07-31-2013 01:28 AM
Here's pretty much the breakdown financially.
Annual salary: 65k
Revolving accounts: Four total, one CC 14 months old, the other three under a year, total limit of $4850 with roughly 12% utilization
Credit score: Walmart TU for July was 724
Mortgage: Just closed on a house the 18th of this month for $58,300 with a USDA loan, $377 a month with taxes and insurance.
Looking at a back end DTI of 10% or less, but the short credit history worries me about getting a good APR on a auto loan. Mortgage won't be on the CR yet, don't know how that affects everything. Car in question would be a Hyundai Elantra, about $18.5k including all taxes/fees and a loan of $16.5k after $2000 down. This if factoring in a rebate by using dealer's 2.9% APR.

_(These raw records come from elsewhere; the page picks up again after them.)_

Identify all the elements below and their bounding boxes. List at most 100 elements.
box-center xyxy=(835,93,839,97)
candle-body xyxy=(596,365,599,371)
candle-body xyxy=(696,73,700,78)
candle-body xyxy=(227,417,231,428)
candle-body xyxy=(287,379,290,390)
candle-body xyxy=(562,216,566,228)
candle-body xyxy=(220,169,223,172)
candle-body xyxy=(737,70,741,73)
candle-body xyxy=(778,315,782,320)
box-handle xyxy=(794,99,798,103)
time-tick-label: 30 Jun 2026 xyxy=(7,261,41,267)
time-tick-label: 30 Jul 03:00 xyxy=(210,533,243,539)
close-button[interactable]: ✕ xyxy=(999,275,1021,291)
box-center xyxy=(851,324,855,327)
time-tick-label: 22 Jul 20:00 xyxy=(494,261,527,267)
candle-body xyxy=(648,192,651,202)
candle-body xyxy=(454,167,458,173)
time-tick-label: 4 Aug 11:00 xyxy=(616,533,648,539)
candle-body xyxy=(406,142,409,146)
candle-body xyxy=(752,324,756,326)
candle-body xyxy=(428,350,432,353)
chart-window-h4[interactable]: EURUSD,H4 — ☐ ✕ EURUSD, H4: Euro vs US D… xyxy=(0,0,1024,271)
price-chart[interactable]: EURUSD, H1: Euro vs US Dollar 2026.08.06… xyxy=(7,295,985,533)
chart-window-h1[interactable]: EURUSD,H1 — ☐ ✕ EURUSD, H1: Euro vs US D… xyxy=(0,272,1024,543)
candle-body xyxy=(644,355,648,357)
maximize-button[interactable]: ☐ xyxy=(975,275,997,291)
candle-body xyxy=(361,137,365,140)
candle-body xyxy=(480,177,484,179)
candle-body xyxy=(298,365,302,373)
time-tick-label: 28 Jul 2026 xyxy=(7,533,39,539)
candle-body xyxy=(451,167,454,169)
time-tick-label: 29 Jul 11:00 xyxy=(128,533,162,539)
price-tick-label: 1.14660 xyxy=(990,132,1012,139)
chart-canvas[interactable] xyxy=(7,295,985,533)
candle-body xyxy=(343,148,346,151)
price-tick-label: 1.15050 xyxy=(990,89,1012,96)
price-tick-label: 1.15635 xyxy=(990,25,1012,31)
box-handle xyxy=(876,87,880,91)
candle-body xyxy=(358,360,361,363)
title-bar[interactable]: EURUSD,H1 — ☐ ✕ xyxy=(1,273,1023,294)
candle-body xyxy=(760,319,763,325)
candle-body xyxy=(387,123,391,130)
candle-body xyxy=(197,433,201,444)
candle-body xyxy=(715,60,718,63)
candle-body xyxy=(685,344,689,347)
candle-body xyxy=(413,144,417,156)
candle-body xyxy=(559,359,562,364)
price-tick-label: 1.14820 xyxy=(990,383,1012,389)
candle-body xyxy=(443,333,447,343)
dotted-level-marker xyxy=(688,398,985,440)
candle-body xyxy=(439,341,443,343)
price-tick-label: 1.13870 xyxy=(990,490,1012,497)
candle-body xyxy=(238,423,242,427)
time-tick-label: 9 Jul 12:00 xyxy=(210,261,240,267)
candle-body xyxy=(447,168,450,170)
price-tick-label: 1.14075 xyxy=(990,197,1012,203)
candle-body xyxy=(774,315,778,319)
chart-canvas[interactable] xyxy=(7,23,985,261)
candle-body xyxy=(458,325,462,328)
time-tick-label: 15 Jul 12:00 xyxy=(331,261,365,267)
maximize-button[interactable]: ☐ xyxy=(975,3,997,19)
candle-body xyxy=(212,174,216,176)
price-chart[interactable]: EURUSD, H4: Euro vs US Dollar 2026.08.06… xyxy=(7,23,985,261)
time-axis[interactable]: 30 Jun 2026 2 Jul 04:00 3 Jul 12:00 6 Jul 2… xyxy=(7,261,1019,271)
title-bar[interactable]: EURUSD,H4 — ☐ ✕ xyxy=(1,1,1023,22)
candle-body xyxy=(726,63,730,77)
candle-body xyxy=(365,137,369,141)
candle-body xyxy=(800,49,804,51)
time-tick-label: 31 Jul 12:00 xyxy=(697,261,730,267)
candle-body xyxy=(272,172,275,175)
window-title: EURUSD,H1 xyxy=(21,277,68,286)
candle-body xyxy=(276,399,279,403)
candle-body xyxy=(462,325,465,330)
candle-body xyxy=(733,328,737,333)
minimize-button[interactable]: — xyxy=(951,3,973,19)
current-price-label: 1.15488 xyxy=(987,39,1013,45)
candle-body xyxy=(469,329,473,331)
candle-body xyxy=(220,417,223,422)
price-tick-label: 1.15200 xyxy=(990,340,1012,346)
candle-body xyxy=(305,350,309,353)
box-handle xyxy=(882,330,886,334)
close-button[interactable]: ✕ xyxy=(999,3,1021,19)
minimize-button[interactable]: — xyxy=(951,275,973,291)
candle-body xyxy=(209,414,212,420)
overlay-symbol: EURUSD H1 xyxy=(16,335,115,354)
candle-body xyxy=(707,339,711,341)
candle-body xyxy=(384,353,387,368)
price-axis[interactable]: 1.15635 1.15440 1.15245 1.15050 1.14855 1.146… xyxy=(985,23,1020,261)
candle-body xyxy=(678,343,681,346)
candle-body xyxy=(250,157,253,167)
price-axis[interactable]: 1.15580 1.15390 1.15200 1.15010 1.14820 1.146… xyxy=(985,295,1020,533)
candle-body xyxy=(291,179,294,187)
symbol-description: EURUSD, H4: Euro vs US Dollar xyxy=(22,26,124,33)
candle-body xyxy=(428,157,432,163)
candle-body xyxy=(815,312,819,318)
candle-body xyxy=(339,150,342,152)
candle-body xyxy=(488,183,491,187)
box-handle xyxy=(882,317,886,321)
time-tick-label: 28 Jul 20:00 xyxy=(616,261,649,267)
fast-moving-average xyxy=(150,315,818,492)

So how good is my chance at getting approved? Back end DTI would be 16%ish with an auto loan thrown in.
07-31-2013 04:15 AM
You will def. get a loan, it's just a question of what the interest rate will be. If you have a short credit history/no prior auto loans, you are usually looking at a couple of percentage points higher. Check local credit unions prior to going in, and then see if the dealer will match/beat the rate. Worst case scenario, you take a higher rate loan and refinance it after a year.
07-31-2013 04:32 PM
Yeah that's pretty much what I don't want to see happen. My wife and I have two older cars and one truck that are reliable, and don't HAVE to have a new car by any stretch. I have more than enough left over to buy a new car, but I'm probably inflexible to a fault as to what I'll pay which includes the APR. I would imagine waiting until my mortgage shows up on my credit report for X amount of months that a lower APR would be probable on a new car purchase.
08-01-2013 10:27 AM
As your mortgage gets about 6 months history behind it then you will be in great shape for whatever vehicle purchase you want to make. The lack of installment loan history is probably going to be your biggest problem at the moment. When you do decide to make a purchase then get prequalified with your bank or CU to have that interest rate "in your pocket" and simply challenge the dealer to beat it.